5 Storytelling Ideas For Interactive Marketing

5 Storytelling Ideas For Interactive Marketing
December 6, 2018

Looking to spice up your content marketing? Here are 5 tips from the MTA experts on how you can tell stories more effectively in this time of interactive content.


Storytelling is the oldest form of communication. From petroglyphs to 1080p videos, we have sure evolved tremendously, but the fundamentals of storytelling remain the same. Marketers routinely use storytelling to appeal to the emotional side of their audience to influence purchase decisions.


In this article, we present 5 tips from the MTA experts on how you can enhance storytelling in the age of interactive marketing.


1. Follow the Right Format for a Compelling Narrative

Ludwig van Beethoven composed Für Elise in 1810 to propose to Therese Malfatti. Although Therese did not accept the proposal, the bagatelle (a short music composition) became immortal due to its structure. The song follows the perfect format for storytelling. It starts with a simple motif, builds tension (listen to the track at 1:33), resolves it and goes back to its original motif while hooking listeners from the get-go.


In an interview with MTA, Henry Bruce (SVP Marketing, Contently) said, “Joe Lazauskas, director of content strategy at Contently has four keys to storytelling that he uses like a checklist: tension, fluency, relatability, and novelty.
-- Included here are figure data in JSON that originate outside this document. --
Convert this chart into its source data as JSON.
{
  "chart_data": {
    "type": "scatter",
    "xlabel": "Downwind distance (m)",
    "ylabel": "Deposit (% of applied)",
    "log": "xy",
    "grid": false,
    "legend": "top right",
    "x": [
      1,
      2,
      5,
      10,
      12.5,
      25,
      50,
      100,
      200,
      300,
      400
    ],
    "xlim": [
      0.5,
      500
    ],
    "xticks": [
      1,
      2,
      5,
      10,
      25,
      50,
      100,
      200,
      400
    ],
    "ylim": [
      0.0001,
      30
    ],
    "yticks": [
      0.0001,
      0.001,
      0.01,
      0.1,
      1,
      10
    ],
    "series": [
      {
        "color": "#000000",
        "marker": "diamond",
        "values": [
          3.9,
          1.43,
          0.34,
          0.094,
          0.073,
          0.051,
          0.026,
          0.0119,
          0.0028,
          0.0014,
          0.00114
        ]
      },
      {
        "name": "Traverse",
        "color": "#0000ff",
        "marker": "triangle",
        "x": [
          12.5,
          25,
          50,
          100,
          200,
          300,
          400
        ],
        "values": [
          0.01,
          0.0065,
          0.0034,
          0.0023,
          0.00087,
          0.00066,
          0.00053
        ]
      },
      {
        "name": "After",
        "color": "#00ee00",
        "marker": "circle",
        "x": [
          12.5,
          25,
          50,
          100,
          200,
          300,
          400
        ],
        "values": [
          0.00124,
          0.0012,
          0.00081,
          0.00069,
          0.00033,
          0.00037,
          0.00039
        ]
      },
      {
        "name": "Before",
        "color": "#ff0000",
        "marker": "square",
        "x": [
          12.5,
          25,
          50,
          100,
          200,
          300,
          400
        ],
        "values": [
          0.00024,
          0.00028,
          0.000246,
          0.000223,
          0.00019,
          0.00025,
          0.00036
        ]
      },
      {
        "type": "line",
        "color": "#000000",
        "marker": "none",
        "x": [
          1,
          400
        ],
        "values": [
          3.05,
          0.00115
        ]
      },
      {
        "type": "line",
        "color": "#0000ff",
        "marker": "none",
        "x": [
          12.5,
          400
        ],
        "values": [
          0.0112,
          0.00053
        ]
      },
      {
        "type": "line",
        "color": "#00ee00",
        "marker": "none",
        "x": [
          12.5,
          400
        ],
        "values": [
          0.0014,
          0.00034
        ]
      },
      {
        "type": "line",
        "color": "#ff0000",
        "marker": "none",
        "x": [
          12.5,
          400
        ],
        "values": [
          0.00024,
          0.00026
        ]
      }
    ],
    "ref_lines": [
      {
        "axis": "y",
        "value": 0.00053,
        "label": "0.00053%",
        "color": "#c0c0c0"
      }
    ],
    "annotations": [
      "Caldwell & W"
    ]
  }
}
A trend we’re really interested in is how storytelling is starting to pop up across the organization, not just in marketing.”


Using these four characteristics is crucial to forming the foundation of a great story.


2. Use AR to Deliver Better CX

Released in July 2016, Pokémon GO instantly became a sensation due to its use of augmented reality mixed brilliantly with nostalgia. AR offers the perfect way to convey stories through part-real and part-virtual media, leading to increased audience engagement.

Explaining how AR can address information asymmetry and deliver a deeper product experience, Clifford Gross (CEO, Lucyd) explains, “AR glasses, headsets, and applications have the potential to help brands, retailers, and e-commerce companies give consumers an even deeper look at their products throughout all stages of the buyer’s journey.” He further says, “Smart marketers will be able to use AR to provide the right amount of transparency and helpful information to users in real-time, to make them feel like they have all the information they need to make an informed buying decision.”


3. Utilize 360-degree and Interactive Videos


World Wrestling Entertainment, Inc (WWE) is a well-known American media and pro-wrestling company. Since we’re talking about videos, WWE is among the top 10 most-subscribed channels on YouTube, due to its astonishing rate of churning out new content and constant innovation. Here is an example of a 360-degree video that was released by WWE almost 3 years ago:

The massive success of WWE lies in their approach to prioritizing video over other forms. While speaking with MTA, Guy Atzmon, SVP of Product & Creative, SundaySky said, “Start to treat video as a strategy rather than a tactic.  Planning out an annual video cadence with multiple channels, sub-audiences and specific goals for each touchpoint will help build a creative and productive execution plan that will maximize time and money, enabling optimal re-use across channels.”


4. Use Data Visualization to Tell Stories

Do you know that during the holiday shopping season:


- 52% don’t want to see holiday ads till November

- 50%+ will wait till December to buy gifts

- 17% plan to do their shopping before Thanksgiving

Now, if you are a casual reader, you’ll probably scroll past the above stats without reading them, but would you stop scrolling if they above stats are presented like this?

Full Infographic can be found here.


Of course, you would! Because visual representation is much more easily comprehensible than a barrage of text and numbers. Emphasizing the importance of interactive content for audience engagement, Nadjya Ghausi (VP of Marketing, Prezi) says, “An interactive approach to sharing data helps to simplify complex information, so audiences can better absorb it. And it makes the data itself a story. That’s especially important, because even if audiences aren’t likely to remember all of your data points they will remember a great story you told them about those data points.”


5. Use Chatbots for Conversational Storytelling


Lego has an amazingly witty chatbot called Ralph that lets you choose the right gift. I was trying it out to see how it works, and here is how the conversation went:

And so on...


Chatbots offer a great opportunity for brand storytelling that is consistent with the brand tone, voice and persona. Although they are largely used for order processing and recommendations, thanks to conversational commerce, it won’t be long before chatbots expand into other areas as well.


It is necessary to simplify basic interactions for chatbots to provide great service. Katie Hickey (Marketing Manager, Usabilla) says, “The strength of chatbots lies in the convenience they provide. In an ideal situation, a customer with a simple request or question can contact a chatbot to get an immediate solution. Since more than half of customers are likely to ditch an online purchase if they can’t find a quick answer to their question, chatbots used correctly can deter cart abandonment.”


In Conclusion

Although the formats of content and communication may change, the fundamentals of storytelling will always remain the same. Hope these 5 ideas inspire you and spur your storytelling to new heights.